Ate at McGann's pub, a short walk down the road from Doolin's center (about 5 buildings). Cidona is the name of their apple cider and it is wonderful. Shay is the name of a local who sat down at the table next to us outside and started up a conversation. He hails from Dublin and was at ease talking with tourists and even seemed genuinely interested in our backgrounds. We talked about Irish music for a minute and he promised to burn me a cd with a recommended song (not recorded on the internet) and leave it at the bar for me to pick up later, as he was returning to Dublin that night. I did so around 9 and look forward to listening to it.
 
After dinner booked our ferry tomorrow  to take us to inisheer, one of the Aran islands off the coast of Doolin. The booking agent looked at me like I was an idiot for asking her to mark the way down the one road we have to follow in the morning to get to the ferry but I was persistent. 
With about an hour of daylight left Eden suggested we walk down the road (just 20 minutes) to get the finding of this place out of the way. We never actually made it to the ferry departure point as we got distracted by the block-like rocks of the burren siting like a shelf above the ocean. This was our first experience of the real west coast and I think now I am ready to move here (you guys think I'm kidding.) 

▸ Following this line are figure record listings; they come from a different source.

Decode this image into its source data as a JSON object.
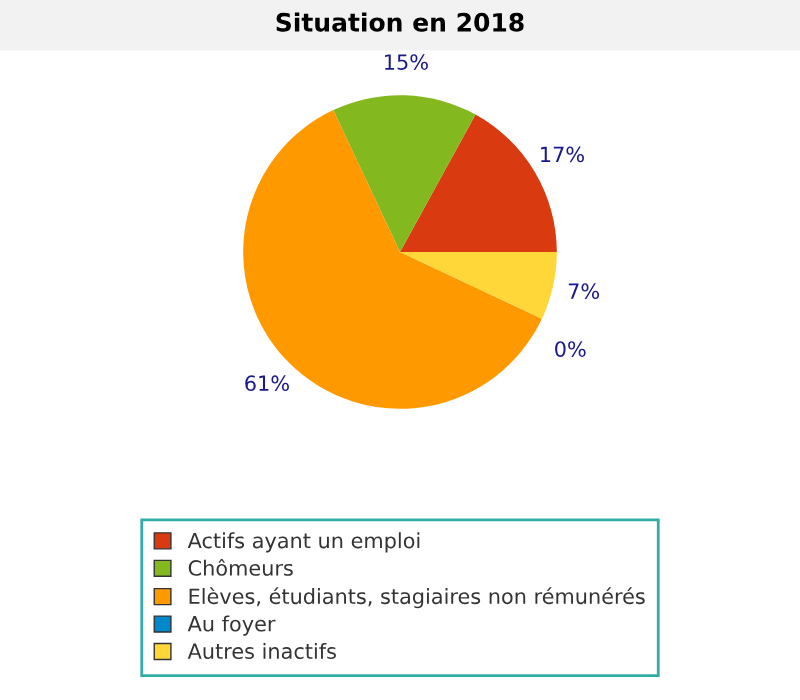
{
  "chart_data": {
    "type": "pie",
    "title": "Situation en 2018",
    "categories": [
      "Actifs ayant un emploi",
      "Chômeurs",
      "Elèves, étudiants, stagiaires non rémunérés",
      "Au foyer",
      "Autres inactifs"
    ],
    "values": [
      17,
      15,
      61,
      0,
      7
    ],
    "colors": [
      "#d93a0f",
      "#83b81f",
      "#ff9900",
      "#0088cc",
      "#ffd738"
    ],
    "value_labels": [
      "17%",
      "15%",
      "61%",
      "0%",
      "7%"
    ],
    "legend": "bottom"
  }
}
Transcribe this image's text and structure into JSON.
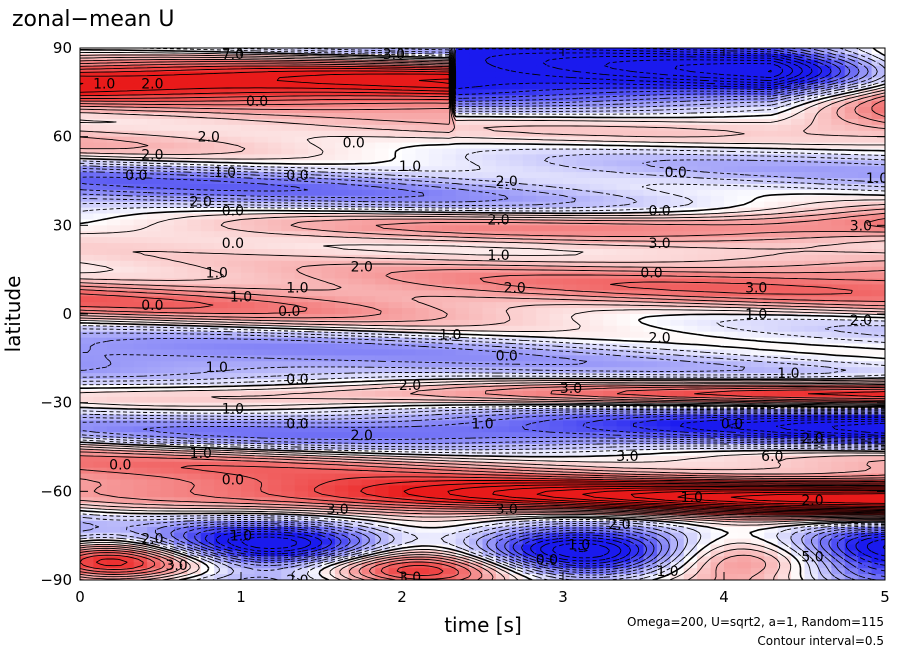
{
  "chart_data": {
    "type": "heatmap",
    "title": "zonal−mean U",
    "xlabel": "time [s]",
    "ylabel": "latitude",
    "xlim": [
      0,
      5
    ],
    "ylim": [
      -90,
      90
    ],
    "x_ticks": [
      "0",
      "1",
      "2",
      "3",
      "4",
      "5"
    ],
    "y_ticks": [
      "90",
      "60",
      "30",
      "0",
      "−30",
      "−60",
      "−90"
    ],
    "x_tick_values": [
      0,
      1,
      2,
      3,
      4,
      5
    ],
    "y_tick_values": [
      90,
      60,
      30,
      0,
      -30,
      -60,
      -90
    ],
    "annotation_params": "Omega=200, U=sqrt2, a=1, Random=115",
    "annotation_interval": "Contour interval=0.5",
    "contour_interval": 0.5,
    "colors": {
      "positive": "#e8202a",
      "negative": "#1a1aee",
      "zero": "#ffffff"
    },
    "contour_labels": [
      {
        "text": "1.0",
        "t": 0.15,
        "lat": 78
      },
      {
        "text": "2.0",
        "t": 0.45,
        "lat": 78
      },
      {
        "text": "7.0",
        "t": 0.95,
        "lat": 88
      },
      {
        "text": "3.0",
        "t": 1.95,
        "lat": 88
      },
      {
        "text": "0.0",
        "t": 1.1,
        "lat": 72
      },
      {
        "text": "2.0",
        "t": 0.45,
        "lat": 54
      },
      {
        "text": "2.0",
        "t": 0.8,
        "lat": 60
      },
      {
        "text": "0.0",
        "t": 1.7,
        "lat": 58
      },
      {
        "text": "0.0",
        "t": 0.35,
        "lat": 47
      },
      {
        "text": "1.0",
        "t": 0.9,
        "lat": 48
      },
      {
        "text": "0.0",
        "t": 1.35,
        "lat": 47
      },
      {
        "text": "1.0",
        "t": 2.05,
        "lat": 50
      },
      {
        "text": "2.0",
        "t": 2.65,
        "lat": 45
      },
      {
        "text": "0.0",
        "t": 3.7,
        "lat": 48
      },
      {
        "text": "1.0",
        "t": 4.95,
        "lat": 46
      },
      {
        "text": "2.0",
        "t": 0.75,
        "lat": 38
      },
      {
        "text": "0.0",
        "t": 0.95,
        "lat": 35
      },
      {
        "text": "2.0",
        "t": 2.6,
        "lat": 32
      },
      {
        "text": "0.0",
        "t": 3.6,
        "lat": 35
      },
      {
        "text": "3.0",
        "t": 4.85,
        "lat": 30
      },
      {
        "text": "0.0",
        "t": 0.95,
        "lat": 24
      },
      {
        "text": "1.0",
        "t": 2.6,
        "lat": 20
      },
      {
        "text": "3.0",
        "t": 3.6,
        "lat": 24
      },
      {
        "text": "1.0",
        "t": 0.85,
        "lat": 14
      },
      {
        "text": "2.0",
        "t": 1.75,
        "lat": 16
      },
      {
        "text": "0.0",
        "t": 3.55,
        "lat": 14
      },
      {
        "text": "1.0",
        "t": 1.0,
        "lat": 6
      },
      {
        "text": "1.0",
        "t": 1.35,
        "lat": 9
      },
      {
        "text": "2.0",
        "t": 2.7,
        "lat": 9
      },
      {
        "text": "3.0",
        "t": 4.2,
        "lat": 9
      },
      {
        "text": "0.0",
        "t": 0.45,
        "lat": 3
      },
      {
        "text": "0.0",
        "t": 1.3,
        "lat": 1
      },
      {
        "text": "1.0",
        "t": 4.2,
        "lat": 0
      },
      {
        "text": "2.0",
        "t": 4.85,
        "lat": -2
      },
      {
        "text": "1.0",
        "t": 2.3,
        "lat": -7
      },
      {
        "text": "2.0",
        "t": 3.6,
        "lat": -8
      },
      {
        "text": "0.0",
        "t": 2.65,
        "lat": -14
      },
      {
        "text": "1.0",
        "t": 0.85,
        "lat": -18
      },
      {
        "text": "0.0",
        "t": 1.35,
        "lat": -22
      },
      {
        "text": "2.0",
        "t": 2.05,
        "lat": -24
      },
      {
        "text": "3.0",
        "t": 3.05,
        "lat": -25
      },
      {
        "text": "1.0",
        "t": 4.4,
        "lat": -20
      },
      {
        "text": "1.0",
        "t": 0.95,
        "lat": -32
      },
      {
        "text": "0.0",
        "t": 1.35,
        "lat": -37
      },
      {
        "text": "2.0",
        "t": 1.75,
        "lat": -41
      },
      {
        "text": "1.0",
        "t": 2.5,
        "lat": -37
      },
      {
        "text": "0.0",
        "t": 4.05,
        "lat": -37
      },
      {
        "text": "2.0",
        "t": 4.55,
        "lat": -42
      },
      {
        "text": "0.0",
        "t": 0.25,
        "lat": -51
      },
      {
        "text": "1.0",
        "t": 0.75,
        "lat": -47
      },
      {
        "text": "3.0",
        "t": 3.4,
        "lat": -48
      },
      {
        "text": "6.0",
        "t": 4.3,
        "lat": -48
      },
      {
        "text": "0.0",
        "t": 0.95,
        "lat": -56
      },
      {
        "text": "3.0",
        "t": 1.6,
        "lat": -66
      },
      {
        "text": "3.0",
        "t": 2.65,
        "lat": -66
      },
      {
        "text": "1.0",
        "t": 3.8,
        "lat": -62
      },
      {
        "text": "2.0",
        "t": 3.35,
        "lat": -71
      },
      {
        "text": "2.0",
        "t": 4.55,
        "lat": -63
      },
      {
        "text": "2.0",
        "t": 0.45,
        "lat": -76
      },
      {
        "text": "1.0",
        "t": 1.0,
        "lat": -75
      },
      {
        "text": "1.0",
        "t": 3.1,
        "lat": -78
      },
      {
        "text": "0.0",
        "t": 2.9,
        "lat": -83
      },
      {
        "text": "3.0",
        "t": 0.6,
        "lat": -85
      },
      {
        "text": "2.0",
        "t": 1.35,
        "lat": -90
      },
      {
        "text": "3.0",
        "t": 2.05,
        "lat": -89
      },
      {
        "text": "1.0",
        "t": 3.65,
        "lat": -87
      },
      {
        "text": "5.0",
        "t": 4.55,
        "lat": -82
      }
    ]
  }
}
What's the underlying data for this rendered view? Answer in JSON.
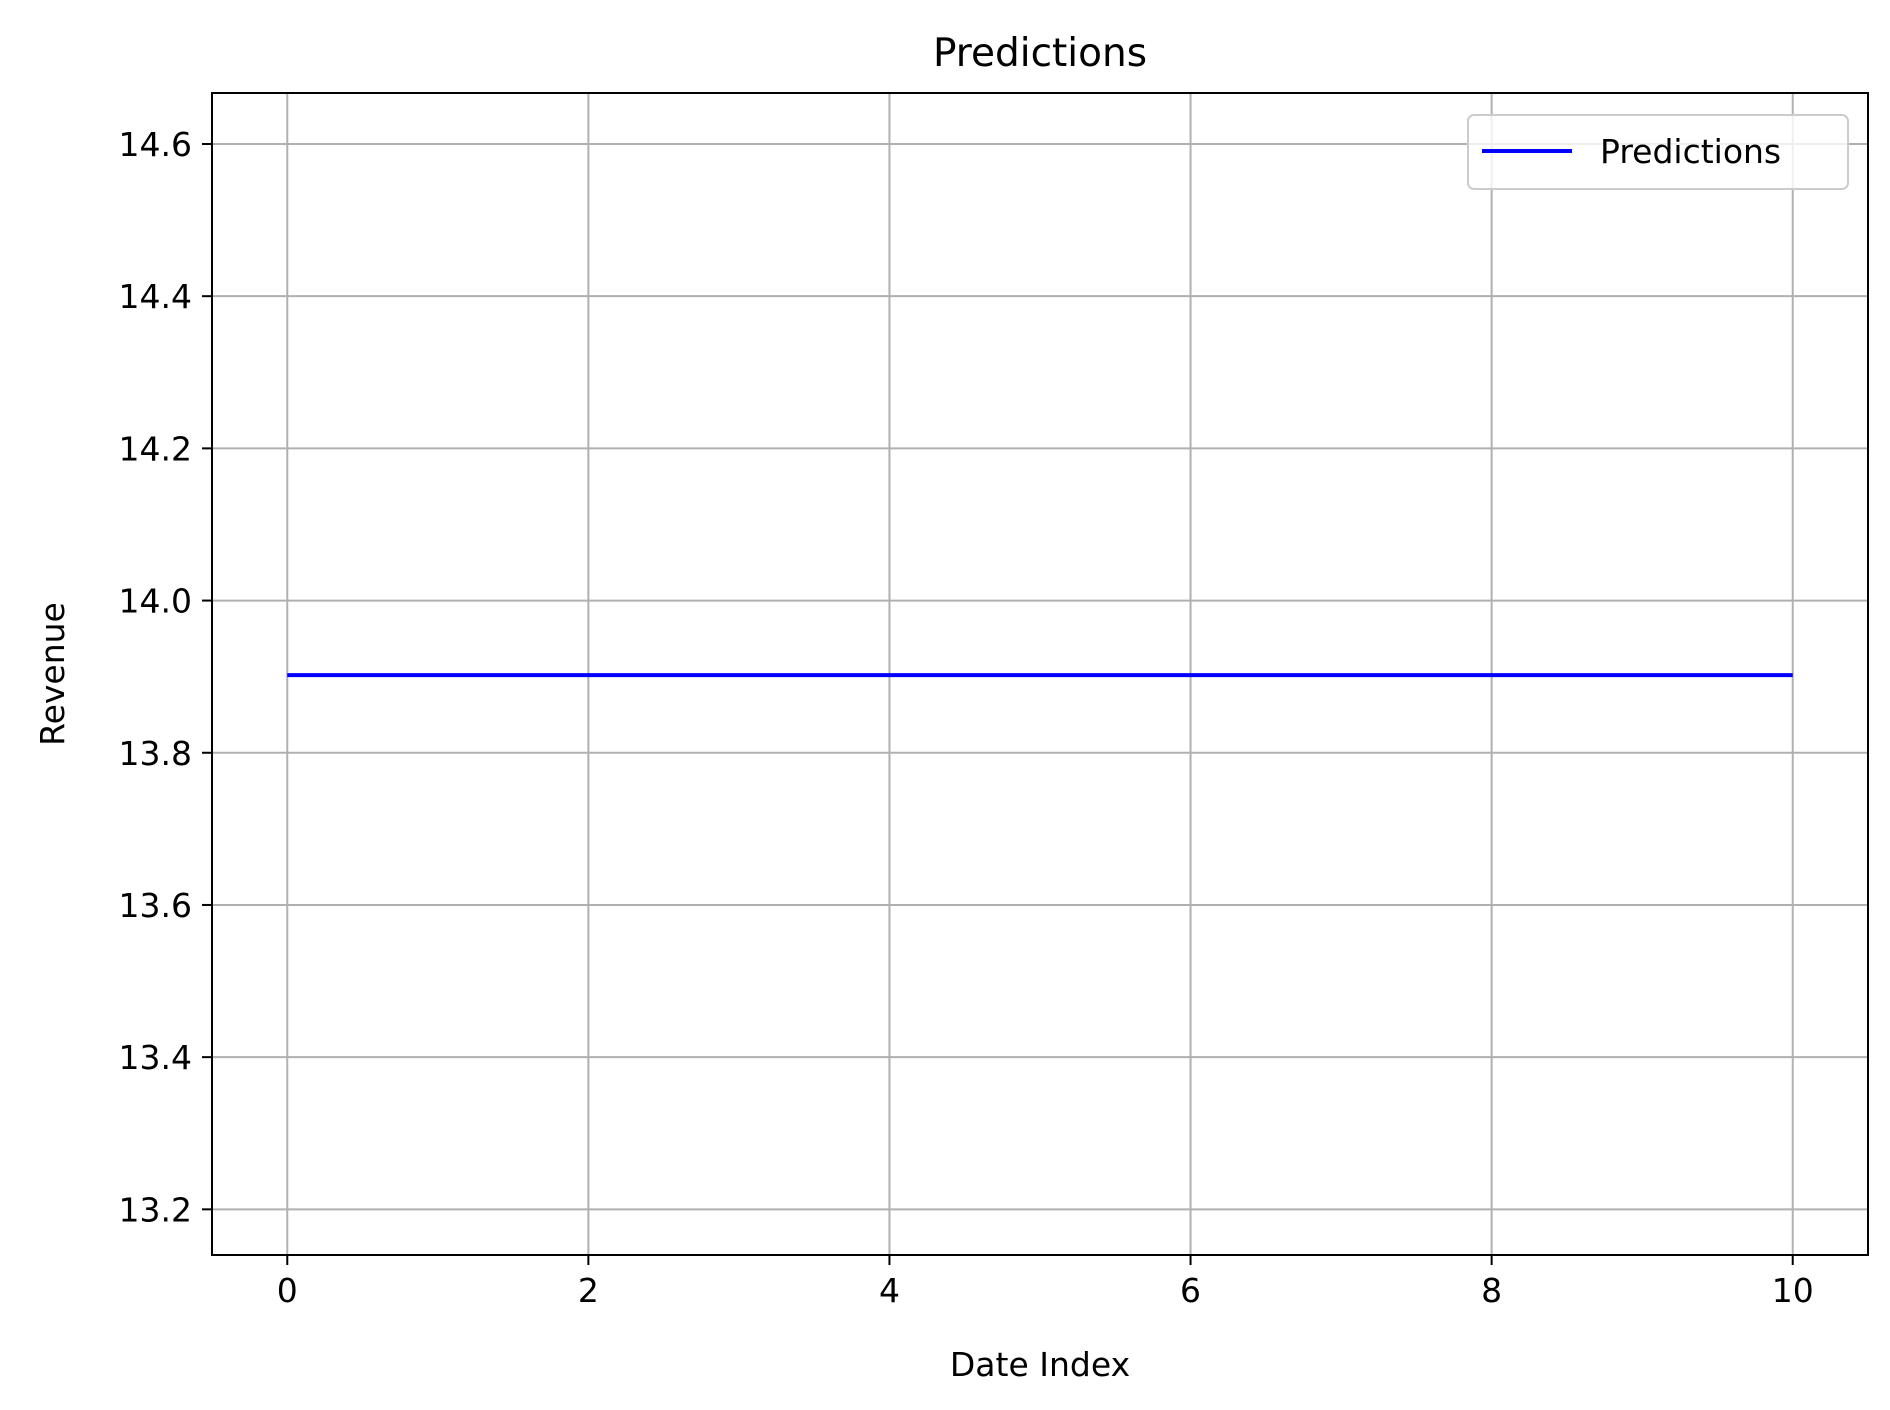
{
  "chart_data": {
    "type": "line",
    "title": "Predictions",
    "xlabel": "Date Index",
    "ylabel": "Revenue",
    "x": [
      0,
      1,
      2,
      3,
      4,
      5,
      6,
      7,
      8,
      9,
      10
    ],
    "series": [
      {
        "name": "Predictions",
        "color": "#0000ff",
        "values": [
          13.902,
          13.902,
          13.902,
          13.902,
          13.902,
          13.902,
          13.902,
          13.902,
          13.902,
          13.902,
          13.902
        ]
      }
    ],
    "xlim": [
      -0.5,
      10.5
    ],
    "ylim": [
      13.14,
      14.667
    ],
    "xticks": [
      0,
      2,
      4,
      6,
      8,
      10
    ],
    "xtick_labels": [
      "0",
      "2",
      "4",
      "6",
      "8",
      "10"
    ],
    "yticks": [
      13.2,
      13.4,
      13.6,
      13.8,
      14.0,
      14.2,
      14.4,
      14.6
    ],
    "ytick_labels": [
      "13.2",
      "13.4",
      "13.6",
      "13.8",
      "14.0",
      "14.2",
      "14.4",
      "14.6"
    ],
    "grid": true,
    "legend_position": "top-right",
    "colors": {
      "grid": "#b0b0b0",
      "axes": "#000000",
      "legend_border": "#cccccc"
    }
  }
}
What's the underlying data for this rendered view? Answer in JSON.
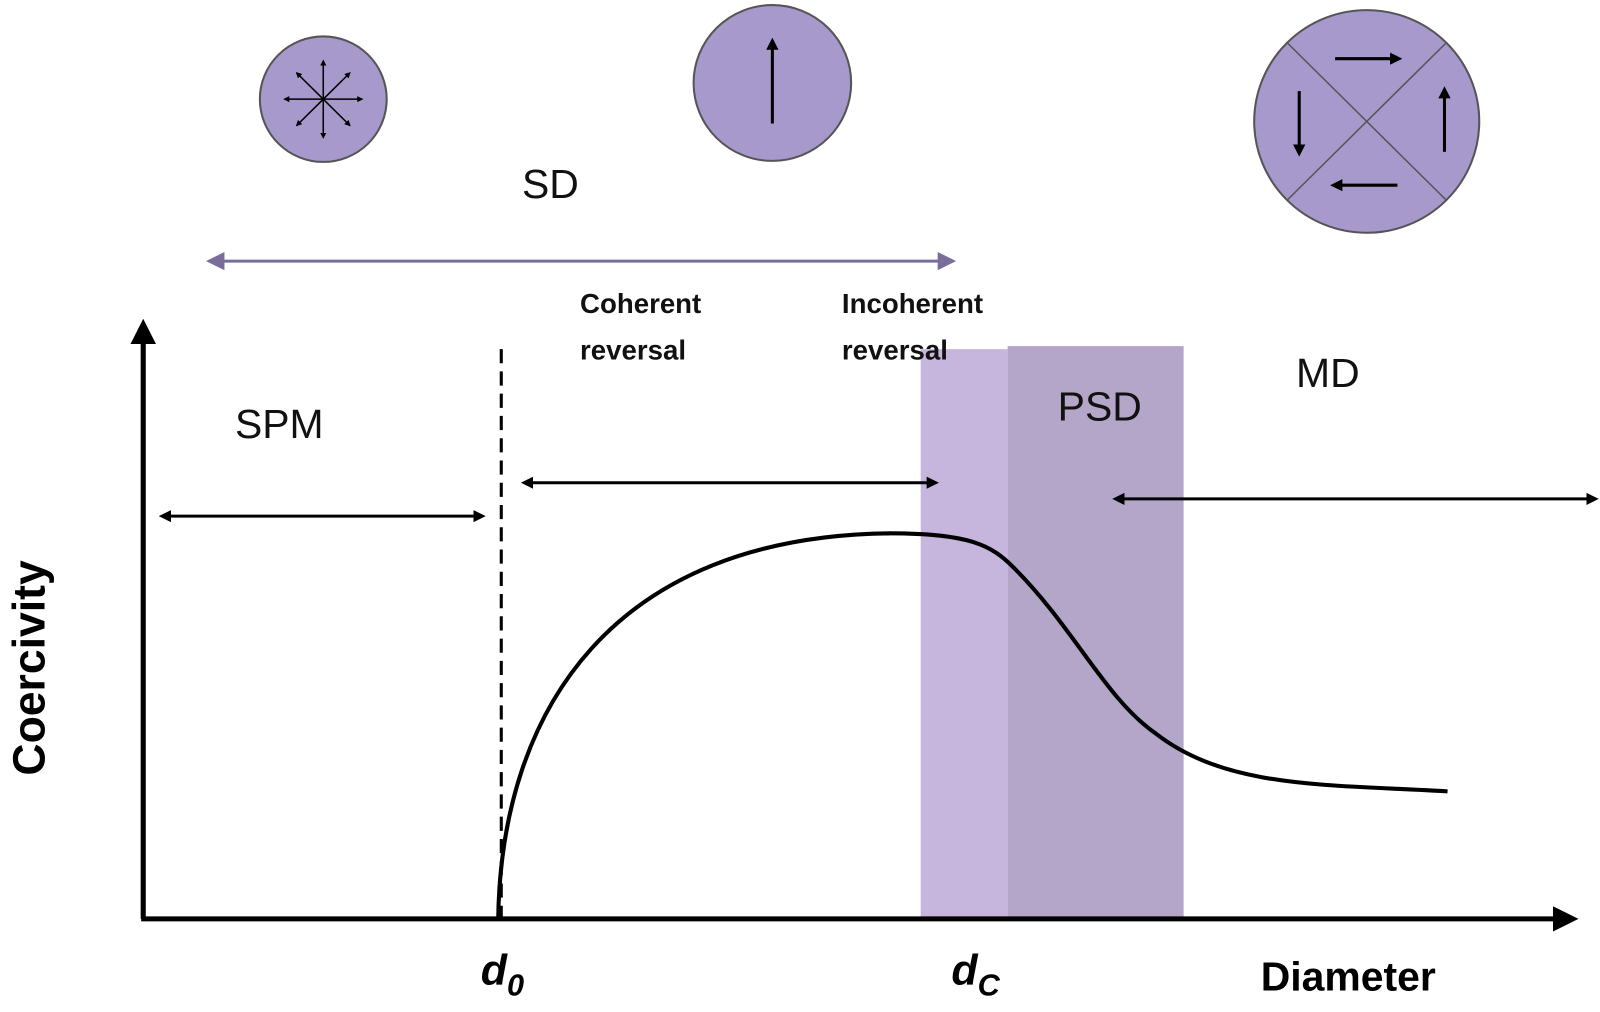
{
  "diagram": {
    "regions": {
      "sd": "SD",
      "spm": "SPM",
      "psd": "PSD",
      "md": "MD"
    },
    "modes": {
      "coherent": [
        "Coherent",
        "reversal"
      ],
      "incoherent": [
        "Incoherent",
        "reversal"
      ]
    },
    "axes": {
      "y_label": "Coercivity",
      "x_label": "Diameter"
    },
    "markers": {
      "d0": {
        "main": "d",
        "sub": "0"
      },
      "dc": {
        "main": "d",
        "sub": "C"
      }
    }
  }
}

The buren is wild and desolate, as Eden put it. It is one huge slab of gray rock with orange lichen and aloe-looking plants growing in it. The sea looks gray until light shines through the waves and then it is purple and a beautiful glacier-melt blue.
 














The deaf roar of the waves and fluorescent gleam of the lighthouse on inisheer island sometimes appeared beyond the lacey sea spray. We found one spot where we could hear the hollowness of the rock by the sound of the waves hitting it. Beautifully overcast, very friendly people, many cows and good music in the bars at night. I'm sold.